There are moments in life none of us are proud of. Those times when our weaknesses define us until our strengths kick in. I unfortunately have many such experiences. The older I’ve gotten, the fewer things will get to me. I had a situation this week where I was upset and reacted through emotion before taking time to think.
I seem to either not think at all or think the hell out of a situation there is no in between. It makes it very difficult to interact with other people. I venture out or initiate contact just long enough to completely humiliate myself then realize I am better giving myself a buffer zone…like when Saturday Night Live has a guest they think will swear or do something they aren’t allowed to on t.v. They put a delay on the show for a few seconds. That is what I usually love about the internet. It allows me to have contact with others, stay connected and not be isolated but lets me stay in my save haven and have a delay option on my thoughts. Sometimes though I hit send before I should. I write the email that should go to a therapist to a customer service agent just trying to do her job. My bad day becomes her bad day. I hate it when my weaknesses define me.
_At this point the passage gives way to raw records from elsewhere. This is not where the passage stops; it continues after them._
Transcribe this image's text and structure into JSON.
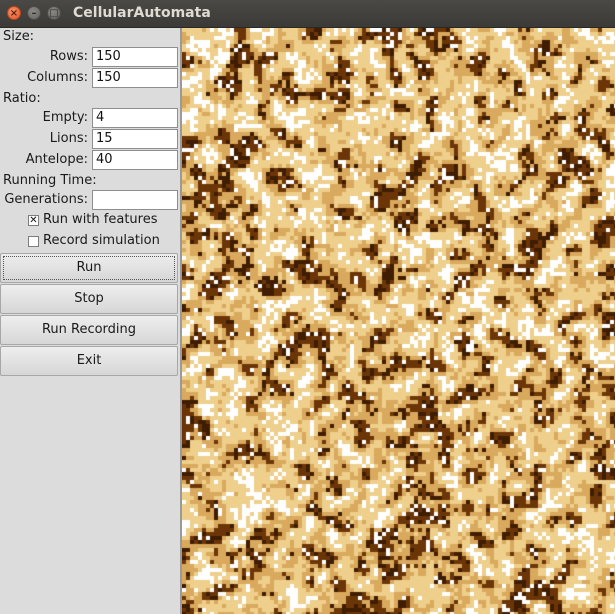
{
  "window": {
    "title": "CellularAutomata",
    "buttons": [
      "close-icon",
      "minimize-icon",
      "maximize-icon"
    ]
  },
  "controls": {
    "size_label": "Size:",
    "rows_label": "Rows:",
    "rows_value": "150",
    "columns_label": "Columns:",
    "columns_value": "150",
    "ratio_label": "Ratio:",
    "empty_label": "Empty:",
    "empty_value": "4",
    "lions_label": "Lions:",
    "lions_value": "15",
    "antelope_label": "Antelope:",
    "antelope_value": "40",
    "running_time_label": "Running Time:",
    "generations_label": "Generations:",
    "generations_value": "",
    "run_with_features_label": "Run with features",
    "run_with_features_checked": true,
    "record_simulation_label": "Record simulation",
    "record_simulation_checked": false
  },
  "buttons": {
    "run": "Run",
    "stop": "Stop",
    "run_recording": "Run Recording",
    "exit": "Exit"
  },
  "grid": {
    "colors": {
      "empty": "#ffffff",
      "light": "#eecf8c",
      "tan": "#d9a95e",
      "dark": "#6b3508",
      "darkest": "#3f1d02"
    }
  }
}
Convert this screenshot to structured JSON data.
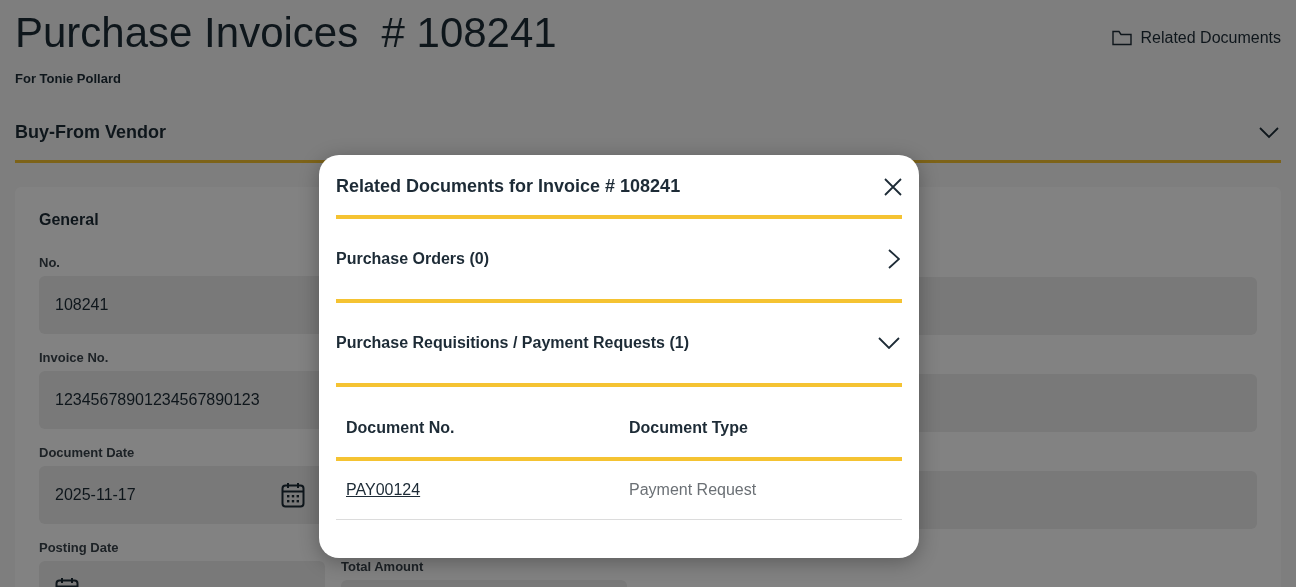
{
  "page": {
    "title": "Purchase Invoices  # 108241",
    "subtitle": "For Tonie Pollard",
    "related_link": "Related Documents"
  },
  "section": {
    "title": "Buy-From Vendor",
    "expanded": true
  },
  "card": {
    "title": "General",
    "left_fields": [
      {
        "label": "No.",
        "value": "108241",
        "kind": "text"
      },
      {
        "label": "Invoice No.",
        "value": "12345678901234567890123",
        "kind": "text"
      },
      {
        "label": "Document Date",
        "value": "2025-11-17",
        "kind": "date"
      },
      {
        "label": "Posting Date",
        "kind": "date"
      }
    ],
    "middle_label": "Total Amount"
  },
  "modal": {
    "title": "Related Documents for Invoice # 108241",
    "sections": [
      {
        "title": "Purchase Orders (0)",
        "expanded": false
      },
      {
        "title": "Purchase Requisitions / Payment Requests (1)",
        "expanded": true,
        "table": {
          "columns": [
            "Document No.",
            "Document Type"
          ],
          "rows": [
            {
              "document_no": "PAY00124",
              "document_type": "Payment Request"
            }
          ]
        }
      }
    ]
  }
}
I try not to let it happen but sometimes…. it’s a bad day.
I have learned as years have gone by, and as I have reflected on my life that it is not those weaknesses that define a life. It is what you do with that. Yes, I will have to eat some humble pie and apologize for taking my incredibly monsterously bad day out on an unsuspecting undeserving email customer service agent, but I will have grown. I don’t get mad very often but God has a way of using each time as a learning experience in my life. From this experience I learned to forgive myself. I use to think because every few years I would have a stressed out day and I would say or do something regrettable that made me a bad person….I would dwell on it for years as an example of why I sucked as a human being. Now I see it as an opportunity to be a better person. I get a chance to use and build some strengths…I have no problem admitting I am wrong. That is easy for me. Believing I could do something right is more my issue.
I used to hate the thought of growing older. I don’t anymore. I find it peaceful and filled with joy. The older I get the less things get to me. Yes, I still have my moments of stupidity but they are fewer and farther between. I don’t stress about then nearly as much and I think they help me feel empathy for others when I don’t always understand their actions or choices. It isn’t for me to understand. I do know the compassion I hope for as I swallow any small smidgeon of pride I had and apologize for telling the company their bills were proof they were evil incarnate (I did not swear or become completely disrespectful as I might have in my teens or 20s. I just told them how hard it was to make ends meet with the world constantly bleeding you dry….and lets face it…I cannot be the only person who has ever felt frustrated and needed to vent when life is throwing one expense after another at you. As I’ve gotten older I find it only takes me a short time to realize I am stupid or my weaknesses are outshining my strengths.
I am able to see the blessings around the trials. What used to seem like the end of the world in your 20s is just a new learning experience and bump in the road 20 years later. So I don’t look at it as a failure at life when I am not at my best. It was just a moment that sucked….so I better make the next one twice as awesome. I did extra good deeds, will sincerely apologize to who I offend and to myself for not being my best. Yes. life gets better with age…and hopefully (though a little slower than I would like) I do too.